Play Well Together
Tuesday, May 13th, 2014The deep societal divisions between the two different halves of Belgium have long ceased to be much of a secret. I mean here of course the Dutch-speaking Flemings on the one (North) side and the French-speaking Walloons on the other (South; complicated by the mostly French-speaking Brusselers as third party). This was initially a sore point due to the long dominance of a Walloon elite over the entire country – so that, canonically, French officers issued orders to Fleming soldiers during the First World War that they could not understand. But the fissure was aggravated after World War II when Flanders became the region that was not only more heavily populated but also much more prosperous – and thus contributing more to the common governmental coffers. It’s the “conservative” party (i.e. friendly to business) which nonetheles has set as its goal the eventual secession of Flanders from Belgium – the New Flemish Alliance party – which now dominates the political scene in the North.
With all that intercommunal tension, then, it’s good to see this:
“Flemings and Walloons surprisingly positive about each other.” Good to hear! – although I do also wonder how it would feel to be called a “Walloon”: “You Walloon!”

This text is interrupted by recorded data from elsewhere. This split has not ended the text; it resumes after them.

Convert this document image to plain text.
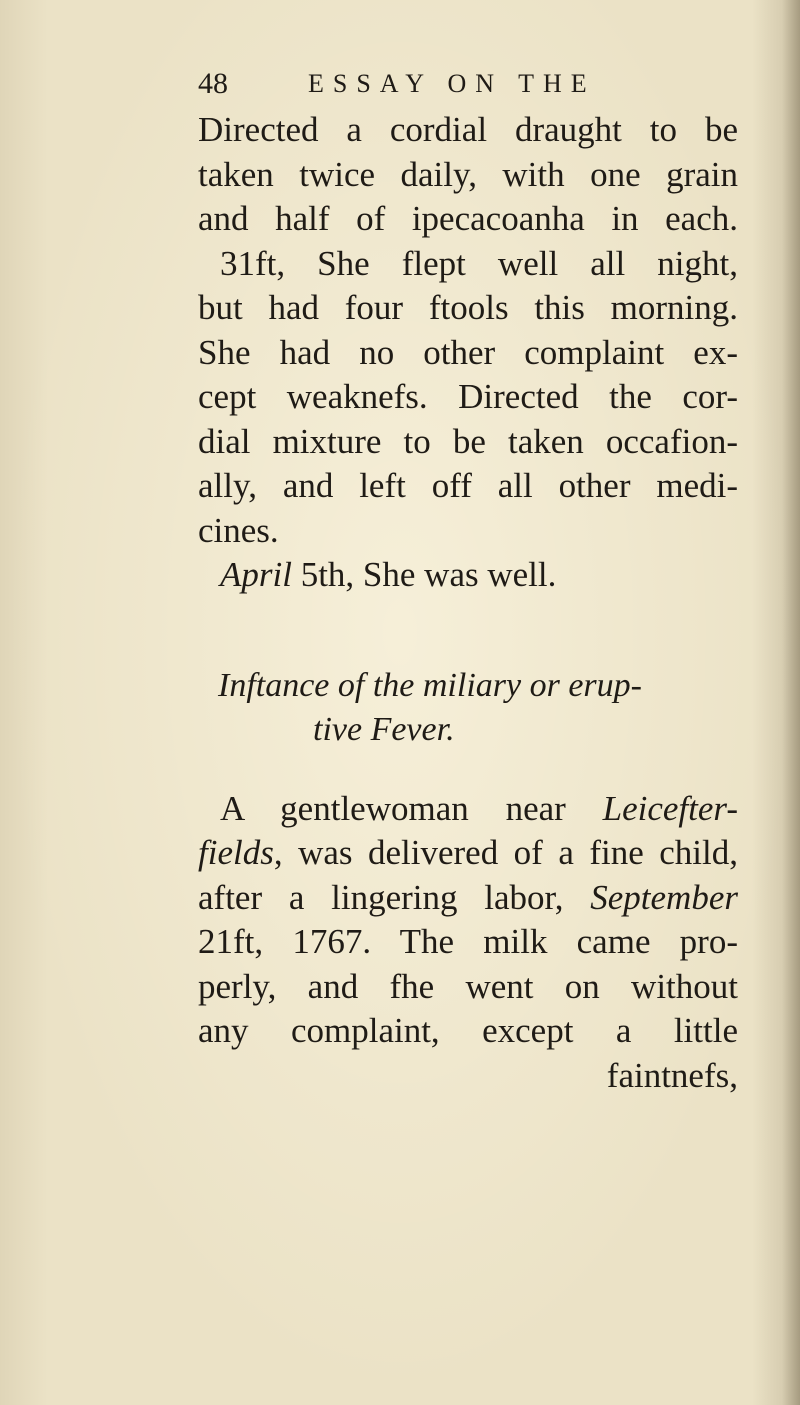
48	ESSAY ON THE
Directed a cordial draught to be
taken twice daily, with one grain
and half of ipecacoanha in each.
31ft, She flept well all night,
but had four ftools this morning.
She had no other complaint ex-
cept weaknefs. Directed the cor-
dial mixture to be taken occafion-
ally, and left off all other medi-
cines.
April 5th, She was well.
Inftance of the miliary or erup-
tive Fever.
A gentlewoman near Leicefter-
fields, was delivered of a fine child,
after a lingering labor, September
21ft, 1767. The milk came pro-
perly, and fhe went on without
any complaint, except a little
faintnefs,
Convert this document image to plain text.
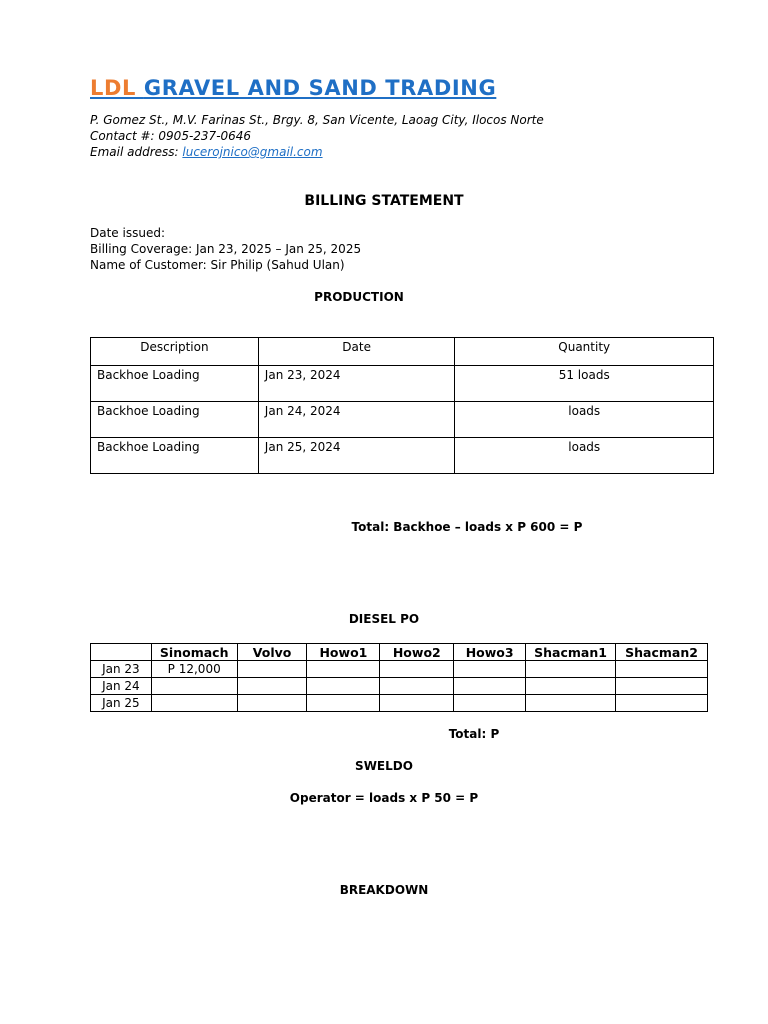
LDL GRAVEL AND SAND TRADING
P. Gomez St., M.V. Farinas St., Brgy. 8, San Vicente, Laoag City, Ilocos Norte
Contact #: 0905-237-0646
Email address: lucerojnico@gmail.com
BILLING STATEMENT
Date issued:
Billing Coverage: Jan 23, 2025 – Jan 25, 2025
Name of Customer: Sir Philip (Sahud Ulan)
PRODUCTION
Description	Date	Quantity
Backhoe Loading	Jan 23, 2024	51 loads
Backhoe Loading	Jan 24, 2024	loads
Backhoe Loading	Jan 25, 2024	loads
Total: Backhoe – loads x P 600 = P
DIESEL PO
	Sinomach	Volvo	Howo1	Howo2	Howo3	Shacman1	Shacman2
Jan 23	P 12,000						
Jan 24							
Jan 25							
Total: P
SWELDO
Operator = loads x P 50 = P
BREAKDOWN
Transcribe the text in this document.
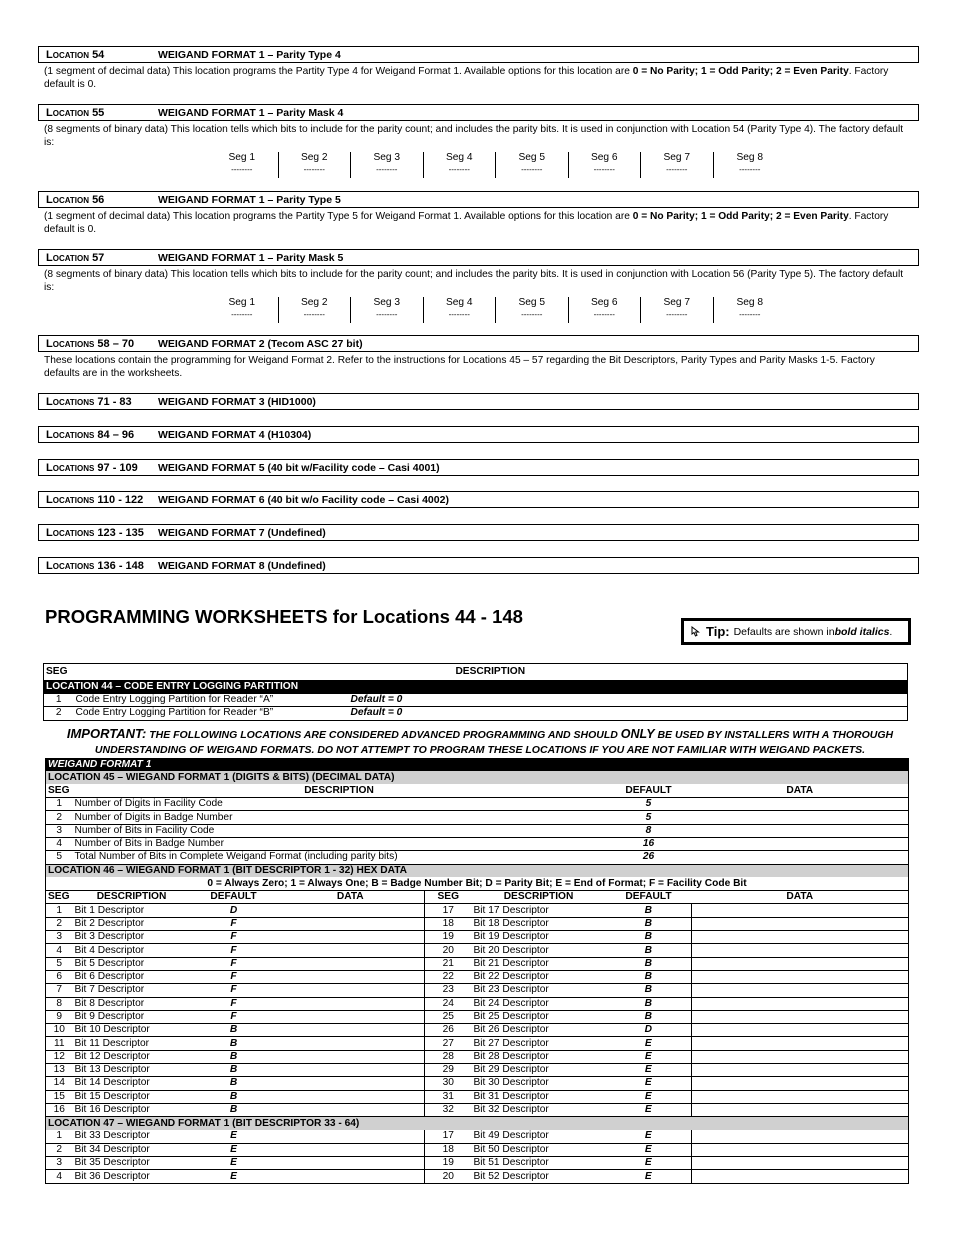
Location 54	WEIGAND FORMAT 1 – Parity Type 4
(1 segment of decimal data) This location programs the Partity Type 4 for Weigand Format 1. Available options for this location are 0 = No Parity; 1 = Odd Parity; 2 = Even Parity. Factory default is 0.
Location 55	WEIGAND FORMAT 1 – Parity Mask 4
(8 segments of binary data) This location tells which bits to include for the parity count; and includes the parity bits. It is used in conjunction with Location 54 (Parity Type 4). The factory default is:
Seg 1
--------
Seg 2
--------
Seg 3
--------
Seg 4
--------
Seg 5
--------
Seg 6
--------
Seg 7
--------
Seg 8
--------
Location 56	WEIGAND FORMAT 1 – Parity Type 5
(1 segment of decimal data) This location programs the Partity Type 5 for Weigand Format 1. Available options for this location are 0 = No Parity; 1 = Odd Parity; 2 = Even Parity. Factory default is 0.
Location 57	WEIGAND FORMAT 1 – Parity Mask 5
(8 segments of binary data) This location tells which bits to include for the parity count; and includes the parity bits. It is used in conjunction with Location 56 (Parity Type 5). The factory default is:
Seg 1
--------
Seg 2
--------
Seg 3
--------
Seg 4
--------
Seg 5
--------
Seg 6
--------
Seg 7
--------
Seg 8
--------
Locations 58 – 70	WEIGAND FORMAT 2 (Tecom ASC 27 bit)
These locations contain the programming for Weigand Format 2. Refer to the instructions for Locations 45 – 57 regarding the Bit Descriptors, Parity Types and Parity Masks 1-5. Factory defaults are in the worksheets.
Locations 71 - 83	WEIGAND FORMAT 3 (HID1000)
Locations 84 – 96	WEIGAND FORMAT 4 (H10304)
Locations 97 - 109	WEIGAND FORMAT 5 (40 bit w/Facility code – Casi 4001)
Locations 110 - 122	WEIGAND FORMAT 6 (40 bit w/o Facility code – Casi 4002)
Locations 123 - 135	WEIGAND FORMAT 7 (Undefined)
Locations 136 - 148	WEIGAND FORMAT 8 (Undefined)
PROGRAMMING WORKSHEETS for Locations 44 - 148
Tip: Defaults are shown in bold italics .
SEG	DESCRIPTION		
LOCATION 44 – CODE ENTRY LOGGING PARTITION			
1	Code Entry Logging Partition for Reader “A”	Default = 0	
2	Code Entry Logging Partition for Reader “B”	Default = 0	
IMPORTANT: THE FOLLOWING LOCATIONS ARE CONSIDERED ADVANCED PROGRAMMING AND SHOULD ONLY BE USED BY INSTALLERS WITH A THOROUGH
UNDERSTANDING OF WEIGAND FORMATS. DO NOT ATTEMPT TO PROGRAM THESE LOCATIONS IF YOU ARE NOT FAMILIAR WITH WEIGAND PACKETS.
WEIGAND FORMAT 1							
LOCATION 45 – WIEGAND FORMAT 1 (DIGITS & BITS) (DECIMAL DATA)							
SEG	DESCRIPTION					DEFAULT	DATA
1	Number of Digits in Facility Code					5	
2	Number of Digits in Badge Number					5	
3	Number of Bits in Facility Code					8	
4	Number of Bits in Badge Number					16	
5	Total Number of Bits in Complete Weigand Format (including parity bits)					26	
LOCATION 46 – WIEGAND FORMAT 1 (BIT DESCRIPTOR 1 - 32) HEX DATA							
0 = Always Zero; 1 = Always One; B = Badge Number Bit; D = Parity Bit; E = End of Format; F = Facility Code Bit							
SEG	DESCRIPTION	DEFAULT	DATA	SEG	DESCRIPTION	DEFAULT	DATA
1	Bit 1 Descriptor	D		17	Bit 17 Descriptor	B	
2	Bit 2 Descriptor	F		18	Bit 18 Descriptor	B	
3	Bit 3 Descriptor	F		19	Bit 19 Descriptor	B	
4	Bit 4 Descriptor	F		20	Bit 20 Descriptor	B	
5	Bit 5 Descriptor	F		21	Bit 21 Descriptor	B	
6	Bit 6 Descriptor	F		22	Bit 22 Descriptor	B	
7	Bit 7 Descriptor	F		23	Bit 23 Descriptor	B	
8	Bit 8 Descriptor	F		24	Bit 24 Descriptor	B	
9	Bit 9 Descriptor	F		25	Bit 25 Descriptor	B	
10	Bit 10 Descriptor	B		26	Bit 26 Descriptor	D	
11	Bit 11 Descriptor	B		27	Bit 27 Descriptor	E	
12	Bit 12 Descriptor	B		28	Bit 28 Descriptor	E	
13	Bit 13 Descriptor	B		29	Bit 29 Descriptor	E	
14	Bit 14 Descriptor	B		30	Bit 30 Descriptor	E	
15	Bit 15 Descriptor	B		31	Bit 31 Descriptor	E	
16	Bit 16 Descriptor	B		32	Bit 32 Descriptor	E	
LOCATION 47 – WIEGAND FORMAT 1 (BIT DESCRIPTOR 33 - 64)							
1	Bit 33 Descriptor	E		17	Bit 49 Descriptor	E	
2	Bit 34 Descriptor	E		18	Bit 50 Descriptor	E	
3	Bit 35 Descriptor	E		19	Bit 51 Descriptor	E	
4	Bit 36 Descriptor	E		20	Bit 52 Descriptor	E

Flemings and Walloons underestimate the sympathy and overestimate the anger towards each other. That is the result from a multi-university study.
(-snip-)
The negative feelings of the other were always overestimated, as it turned out. “So French-speakers think that the Flemings experience feelings of malice and frustration, while Flemings think that Walloons are frustrated and jealous.”
All very fine, except for one thing: This study was carried out in 2010 and 2011! Now, the leading researcher justifies that in the article by pointing out that that was the period when Belgium was stuck in a particularly grating political crisis. Just to spell it out: From 26 April 2010 to 6 December 2011, a period of 589 days that set the record among developed-world nations, the country was without a proper head-of-government because the kaleidoscope of Belgian political parties (ranged left-to-right by ideology, but also cross-indexed by language) could not agree on how to form a government and choose one.
So it’s true that was an especially exasperating period, and it is good to see that the separate sides of the country did not hate each other as much as everyone assumed. But that was then; this is now. Surveys like that of public attitudes can’t be expected to have much of a shelf-life, before they begin to smell from the rot of past-sell-date.
Why do we see this now, then? It must be for some sort of propaganda purpose. For what it’s worth, it’s in De Standaard, considered to be the paper-of-record (i.e. the “New York Times”) there in Flanders.
But don’t worry: that same head-researcher promises us a new study, timed for “the elections,” by which she certainly means May 25, when Belgians will head to the polls to elect not only their representatives to the European Parliament, but also to the lower house of their own federal parliament, the Chamber of Representatives. (And they will head to the polls: voting is compulsory in Belgium!)
Tell you what: Forget the surveys, show me a new Belgian prime minister being chosen reasonably promptly after the results of that federal election are known, and I will then agree with you that the Flemings and Walloons have learned to get along!